As I said previously, I wish the standard were a little more specific about this case.

Are we supposed to test the exponents every time we use the intrinsic scale() in order to avoid WWIII? I know how to do that, but I don’t know if that is what the standard expects. Are we supposed to test the exponents for the equivalent multiplication operation X*b**I beforehand? I know how to do that too, but is that really what the standard expects programmers to do?

In this particular case, I’m not even certain that the result is undefined. I think of the term “undefined” to be more like sqrt(-1.0) or acos(2.0). In this scale() case (or the equivalent multiplication), the result might be defined somewhere in the standard, but I don’t know where.
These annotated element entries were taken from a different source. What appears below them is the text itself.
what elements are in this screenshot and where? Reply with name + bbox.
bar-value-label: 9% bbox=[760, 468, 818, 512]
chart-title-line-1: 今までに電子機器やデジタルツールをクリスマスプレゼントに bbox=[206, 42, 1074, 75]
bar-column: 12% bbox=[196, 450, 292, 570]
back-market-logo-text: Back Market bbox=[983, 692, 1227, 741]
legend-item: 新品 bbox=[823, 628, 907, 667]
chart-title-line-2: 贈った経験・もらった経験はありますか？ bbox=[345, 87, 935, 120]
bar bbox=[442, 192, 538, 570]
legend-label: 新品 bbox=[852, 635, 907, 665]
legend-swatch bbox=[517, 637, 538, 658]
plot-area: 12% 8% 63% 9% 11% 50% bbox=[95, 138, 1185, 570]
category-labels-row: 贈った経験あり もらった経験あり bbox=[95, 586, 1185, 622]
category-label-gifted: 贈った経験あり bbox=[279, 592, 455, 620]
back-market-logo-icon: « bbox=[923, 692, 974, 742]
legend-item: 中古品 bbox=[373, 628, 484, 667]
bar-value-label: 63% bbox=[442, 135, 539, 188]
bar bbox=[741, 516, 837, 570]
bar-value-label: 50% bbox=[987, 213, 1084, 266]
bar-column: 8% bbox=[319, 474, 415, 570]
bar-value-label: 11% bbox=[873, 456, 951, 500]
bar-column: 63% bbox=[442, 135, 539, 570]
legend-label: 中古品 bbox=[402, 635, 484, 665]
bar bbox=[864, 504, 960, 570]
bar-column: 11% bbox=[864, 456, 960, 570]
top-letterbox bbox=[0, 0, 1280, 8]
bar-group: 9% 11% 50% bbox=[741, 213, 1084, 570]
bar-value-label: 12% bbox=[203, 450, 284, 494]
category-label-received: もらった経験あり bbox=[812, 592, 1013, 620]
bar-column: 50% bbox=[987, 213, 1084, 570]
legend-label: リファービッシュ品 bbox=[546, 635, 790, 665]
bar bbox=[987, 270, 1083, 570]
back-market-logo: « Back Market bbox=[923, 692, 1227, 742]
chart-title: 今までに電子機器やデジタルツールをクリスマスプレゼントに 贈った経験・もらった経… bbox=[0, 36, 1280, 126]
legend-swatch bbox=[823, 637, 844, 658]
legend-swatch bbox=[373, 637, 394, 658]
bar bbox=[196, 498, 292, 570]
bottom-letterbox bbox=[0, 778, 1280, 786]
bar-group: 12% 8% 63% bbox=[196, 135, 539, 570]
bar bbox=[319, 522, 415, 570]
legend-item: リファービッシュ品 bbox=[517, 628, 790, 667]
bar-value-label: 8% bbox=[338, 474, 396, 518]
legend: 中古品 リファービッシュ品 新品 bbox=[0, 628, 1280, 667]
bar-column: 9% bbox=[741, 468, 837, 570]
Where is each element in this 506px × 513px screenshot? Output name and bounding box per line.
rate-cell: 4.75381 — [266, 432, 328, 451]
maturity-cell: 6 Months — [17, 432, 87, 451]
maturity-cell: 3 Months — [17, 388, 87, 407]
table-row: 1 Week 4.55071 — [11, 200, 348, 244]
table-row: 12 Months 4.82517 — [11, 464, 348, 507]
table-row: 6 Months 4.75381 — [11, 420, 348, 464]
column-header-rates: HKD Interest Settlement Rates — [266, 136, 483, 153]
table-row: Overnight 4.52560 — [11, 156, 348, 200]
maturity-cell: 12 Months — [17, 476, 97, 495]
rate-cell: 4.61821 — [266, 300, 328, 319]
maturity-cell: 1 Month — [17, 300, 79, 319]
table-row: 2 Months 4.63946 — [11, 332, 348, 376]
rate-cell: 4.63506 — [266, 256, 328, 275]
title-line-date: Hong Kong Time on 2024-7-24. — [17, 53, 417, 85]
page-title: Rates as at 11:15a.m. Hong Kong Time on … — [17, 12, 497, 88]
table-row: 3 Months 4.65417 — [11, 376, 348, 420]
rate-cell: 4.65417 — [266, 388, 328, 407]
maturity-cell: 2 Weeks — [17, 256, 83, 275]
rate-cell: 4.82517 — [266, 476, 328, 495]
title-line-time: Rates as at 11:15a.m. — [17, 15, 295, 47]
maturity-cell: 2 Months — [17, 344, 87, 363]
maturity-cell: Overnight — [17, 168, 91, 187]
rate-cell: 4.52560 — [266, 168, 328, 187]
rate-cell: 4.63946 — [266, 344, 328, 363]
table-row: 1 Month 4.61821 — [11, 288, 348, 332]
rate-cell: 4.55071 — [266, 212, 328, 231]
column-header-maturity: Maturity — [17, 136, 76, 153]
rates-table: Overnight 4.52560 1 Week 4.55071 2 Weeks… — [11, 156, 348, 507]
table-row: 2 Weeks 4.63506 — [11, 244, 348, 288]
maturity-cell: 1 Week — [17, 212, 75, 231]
That is, 0.0 might be the defined result of scale() or of the multiplication, and 0.0 is certainly a representable number.

For the code given above, it works as expected on several compilers (various versions of gfortran and nagfor, on intel and arm64 hardware). ifort gets tripped up for values near tiny(x). Right now it isn’t clear to me why. The culprit might be scale() or it might be nearest() or it might be the addition operation. It does not dump core, it just returns an incorrect value. Maybe the expected value would be returned with a different rounding mode? Right now, I don’t know.